MyChild lists the possibilities in hope of providing families with a better understanding of the types of conditions – and categories of conditions – an individual with cerebral palsy may encounter over their lifespan. An overview of the different types of professionals likely to treat these conditions is also contained here. It should be noted that MyChild does not dispense medical advice. Any conditions your child may experience should be discussed with his or her medical team for proper diagnosis and treatment. In the case of emergencies, contact 911 immediately.

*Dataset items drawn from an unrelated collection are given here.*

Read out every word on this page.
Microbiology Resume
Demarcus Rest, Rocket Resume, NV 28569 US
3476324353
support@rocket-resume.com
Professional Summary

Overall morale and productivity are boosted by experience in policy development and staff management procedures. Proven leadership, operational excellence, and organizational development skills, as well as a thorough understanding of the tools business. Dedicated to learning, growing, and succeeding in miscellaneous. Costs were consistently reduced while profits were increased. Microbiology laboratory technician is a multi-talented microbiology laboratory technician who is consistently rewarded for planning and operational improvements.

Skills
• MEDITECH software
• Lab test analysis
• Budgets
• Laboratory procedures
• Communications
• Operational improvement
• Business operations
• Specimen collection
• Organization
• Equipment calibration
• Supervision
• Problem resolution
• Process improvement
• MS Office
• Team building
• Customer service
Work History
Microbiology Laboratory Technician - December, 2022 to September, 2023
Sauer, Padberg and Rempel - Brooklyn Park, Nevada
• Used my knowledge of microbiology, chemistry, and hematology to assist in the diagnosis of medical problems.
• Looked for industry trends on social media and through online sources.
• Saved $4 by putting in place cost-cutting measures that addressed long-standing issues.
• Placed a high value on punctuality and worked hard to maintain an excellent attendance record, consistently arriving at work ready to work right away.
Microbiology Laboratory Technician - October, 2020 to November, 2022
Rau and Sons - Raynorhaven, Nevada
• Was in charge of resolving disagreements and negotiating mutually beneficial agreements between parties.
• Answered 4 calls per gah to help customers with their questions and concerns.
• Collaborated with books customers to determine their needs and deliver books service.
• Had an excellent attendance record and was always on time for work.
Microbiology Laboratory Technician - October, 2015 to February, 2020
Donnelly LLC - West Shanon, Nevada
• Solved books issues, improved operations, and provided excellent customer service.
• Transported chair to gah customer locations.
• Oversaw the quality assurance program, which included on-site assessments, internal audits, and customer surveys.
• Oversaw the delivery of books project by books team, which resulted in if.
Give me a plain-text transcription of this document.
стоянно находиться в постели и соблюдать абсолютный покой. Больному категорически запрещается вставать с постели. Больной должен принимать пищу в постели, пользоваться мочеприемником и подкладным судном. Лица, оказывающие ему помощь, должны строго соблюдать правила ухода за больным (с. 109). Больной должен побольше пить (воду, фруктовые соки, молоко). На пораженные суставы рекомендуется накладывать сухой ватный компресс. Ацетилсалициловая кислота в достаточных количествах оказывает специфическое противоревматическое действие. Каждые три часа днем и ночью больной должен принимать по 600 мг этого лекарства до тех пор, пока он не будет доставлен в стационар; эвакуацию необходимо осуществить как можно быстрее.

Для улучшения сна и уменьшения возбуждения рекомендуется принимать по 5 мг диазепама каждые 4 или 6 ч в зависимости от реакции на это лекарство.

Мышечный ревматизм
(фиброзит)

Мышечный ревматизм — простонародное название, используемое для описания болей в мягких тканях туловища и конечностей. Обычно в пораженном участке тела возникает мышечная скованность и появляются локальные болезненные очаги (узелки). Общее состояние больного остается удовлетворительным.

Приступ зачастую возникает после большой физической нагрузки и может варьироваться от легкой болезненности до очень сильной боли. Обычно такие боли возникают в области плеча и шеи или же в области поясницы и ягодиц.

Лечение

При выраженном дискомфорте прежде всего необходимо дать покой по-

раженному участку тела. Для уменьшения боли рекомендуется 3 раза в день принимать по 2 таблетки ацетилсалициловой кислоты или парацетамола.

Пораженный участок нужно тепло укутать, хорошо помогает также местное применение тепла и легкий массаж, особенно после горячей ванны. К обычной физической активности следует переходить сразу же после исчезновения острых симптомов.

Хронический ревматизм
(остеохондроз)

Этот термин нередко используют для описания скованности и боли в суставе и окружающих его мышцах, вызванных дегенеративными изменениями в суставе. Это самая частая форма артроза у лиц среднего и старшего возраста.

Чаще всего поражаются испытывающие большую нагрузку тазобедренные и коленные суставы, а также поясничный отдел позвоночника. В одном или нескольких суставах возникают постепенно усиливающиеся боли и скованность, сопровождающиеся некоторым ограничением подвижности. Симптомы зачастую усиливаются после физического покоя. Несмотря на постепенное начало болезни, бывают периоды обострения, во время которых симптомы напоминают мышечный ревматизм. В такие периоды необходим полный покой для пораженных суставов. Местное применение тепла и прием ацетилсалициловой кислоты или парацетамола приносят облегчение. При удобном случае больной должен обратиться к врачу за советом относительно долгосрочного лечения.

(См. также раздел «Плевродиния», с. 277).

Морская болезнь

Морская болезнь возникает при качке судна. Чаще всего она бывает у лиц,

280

ASSOCIATIVE CONDITIONS AND CO-MITIGATING FACTORS Proper Terminology

Because the terminology used is so specific, yet remarkably similar, terms such as primary, secondary, associative and co-mitigating conditions are used interchangeably, yet incorrectly. It is helpful to know the difference between the terms when attempting to understand cerebral palsy.

Primary condition - These are a direct result of the brain lesion or brain malformation. Primary conditions affect motor coordination, motor control, muscle tone, posture and balance. Gross motor, fine motor, and oromotor functioning are also considered primary conditions of cerebral palsy.

Secondary condition - Primary conditions, in turn, may lead to secondary conditions such as inability to chew, inability to swallow, breathing difficulties, bladder and bowel control issues, and communication difficulties. If the brain lesion or malformation that caused cerebral palsy did not exist, these secondary conditions would not be present.

Associative conditions - Research has shown that individuals with cerebral palsy often have associative conditions not caused by the same brain injury or malformation which caused cerebral palsy, but proven to be common with individuals who have cerebral palsy. If the brain injury or malformation that caused the cerebral palsy did not occur, these conditions may still be present in the individual. Associative conditions include intellectual impairment, epileptic seizures, hearing impairment, and vision impairment.

Co-mitigating factors - An individual may also have health conditions separate from cerebral palsy. Unlike associative conditions, researchers have not concluded that these conditions have a high correlation to cerebral palsy. Co-mitigating factors exist regardless of cerebral palsy. Examples of co-mitigating conditions of cerebral palsy include autism, attention deficit hyperactivity disorder (ADHD), and asthma.